Erschreckende Analyse
Chrysler verhagelt Daimler die Bilanz

Die Trennung von Chrysler greift Daimler stärker an als bislang bekannt. Der Bilanzexperte Karlheinz Küting hat errechnet, dass eine milliardenschwere Bürde auf dem Autobauer lastet, die den Gewinn aus dem laufenden Geschäft nahezu aufzehrt. An der immensen Summe sind die Stuttgarter selbst Schuld, haben sie doch beim Chrysler-Verkauf große Versprechungen gemacht.

DÜSSELDORF/FRANKFURT Der Verlust aus der bilanziellen Entkonsolidierung könnte nach Berechnungen des Instituts für Wirtschaftsprüfung (IWP) an der Uni Saarbrücken bis zu sechs Mrd. Euro betragen. Das würde den von Konzernchef Dieter Zetsche erwarteten Vorsteuergewinn (Ebit) von sieben Mrd. Euro für 2007 weitgehend aufzehren.

Ein Daimler-Chrysler-Sprecher bezeichnete die IWP-Berechnungen auf Anfrage als falsch und verwies auf „komplizierte Vorgänge“. Der Konzern selbst schätzt die Nettobelastungen auf drei bis vier Mrd. Euro. IWP-Direktor Karlheinz Küting, einer der renommiertesten Bilanzexperten Deutschlands, geht aber davon aus, dass „der tatsächliche Verlust aus der Trennung weit höher liegen könnte“.
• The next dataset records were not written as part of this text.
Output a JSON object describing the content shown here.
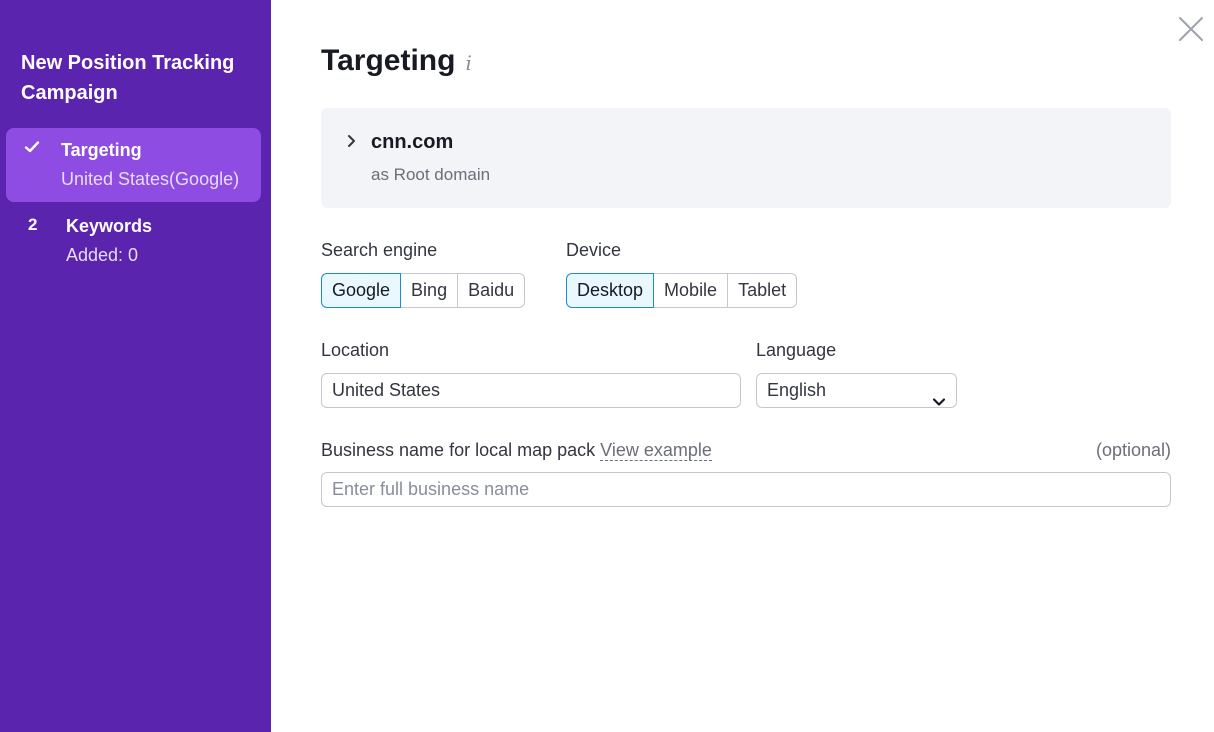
{
  "sidebar": {
    "title": "New Position Tracking Campaign",
    "steps": [
      {
        "marker": "check-icon",
        "label": "Targeting",
        "sub": "United States(Google)",
        "active": true
      },
      {
        "marker": "2",
        "label": "Keywords",
        "sub": "Added: 0",
        "active": false
      }
    ]
  },
  "main": {
    "title": "Targeting",
    "info_icon": "i",
    "domain": {
      "name": "cnn.com",
      "type": "as Root domain"
    },
    "search_engine": {
      "label": "Search engine",
      "options": [
        "Google",
        "Bing",
        "Baidu"
      ],
      "selected": "Google"
    },
    "device": {
      "label": "Device",
      "options": [
        "Desktop",
        "Mobile",
        "Tablet"
      ],
      "selected": "Desktop"
    },
    "location": {
      "label": "Location",
      "value": "United States"
    },
    "language": {
      "label": "Language",
      "value": "English"
    },
    "business": {
      "label": "Business name for local map pack",
      "link": "View example",
      "optional": "(optional)",
      "placeholder": "Enter full business name"
    }
  },
  "colors": {
    "sidebar_bg": "#5b24ae",
    "active_step_bg": "#8e4ce3",
    "selected_border": "#1b8ad7",
    "selected_bg": "#e9f7ff"
  },
  "icons": {
    "close": "close-icon",
    "domain_toggle": "chevron-right-icon",
    "language_toggle": "chevron-down-icon",
    "step_done": "check-icon"
  }
}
Die exakte Höhe des Verlustes, erläuterte Küting, werde unter anderem von dem tatsächlichen Nettovermögen Chryslers zum Zeitpunkt der Trennung und von den „subjektiven Annahmen der Unternehmensbewertung für die 19,9-Prozent-Beteiligung Daimlers an der neuen Chrysler-Holding“ abhängen. Die Trennung soll bis Herbst vollzogen sein.

Analysten senken den Daumen

Der frühere Konzern Daimler-Benz hatte 1998 unter Führung von Vorstandschef Jürgen Schrempp mit Chrysler fusioniert. Schrempps Nachfolger Dieter Zetsche gab vor einer Woche den Verkauf Chryslers an den Finanzinvestor Cerberus für 5,5 Mrd. Euro bekannt. Davon fließen 4,5 Mrd. Euro an die neue Chrysler-Gesellschaft, an der die Stuttgarter nur mit knapp 20 Prozent beteiligt sind. Doch selbst der Restverkaufspreis von einer Mrd. Euro wird aufgezehrt. Nach Daimler-Angaben kommt es zu einer Nettobelastung von 850 Mill. Euro unter anderem wegen der Schuldenübernahme. Zetsche selbst sagte kürzlich, für Daimler ergebe sich per saldo „eine Cash-Belastung von 500 Mill. Euro“.

Die erwarteten tiefen Spuren der Trennung von Chrysler in der Daimler-Bilanz 2007 hat einige Analysten bereits veranlasst, ihre Prognosen deutlich nach unten zu revidieren. Unabhängig von Kütings Berechnungen erwartet Auto-Experte Georg Stürzer von der Hypo-Vereinsbank für 2007 lediglich ein Ergebnis vor Steuern und Zinsen von 3,2 Mrd. Euro. Michael Raab, Auto-Analyst des Bankhauses Sal. Oppenheim, ist pessimistischer. Er rechnet mit einem Ebit von 2,5 Mrd. Euro. Beim Nettoergebnis erwartet er nicht mehr als eine „schwarze Null“.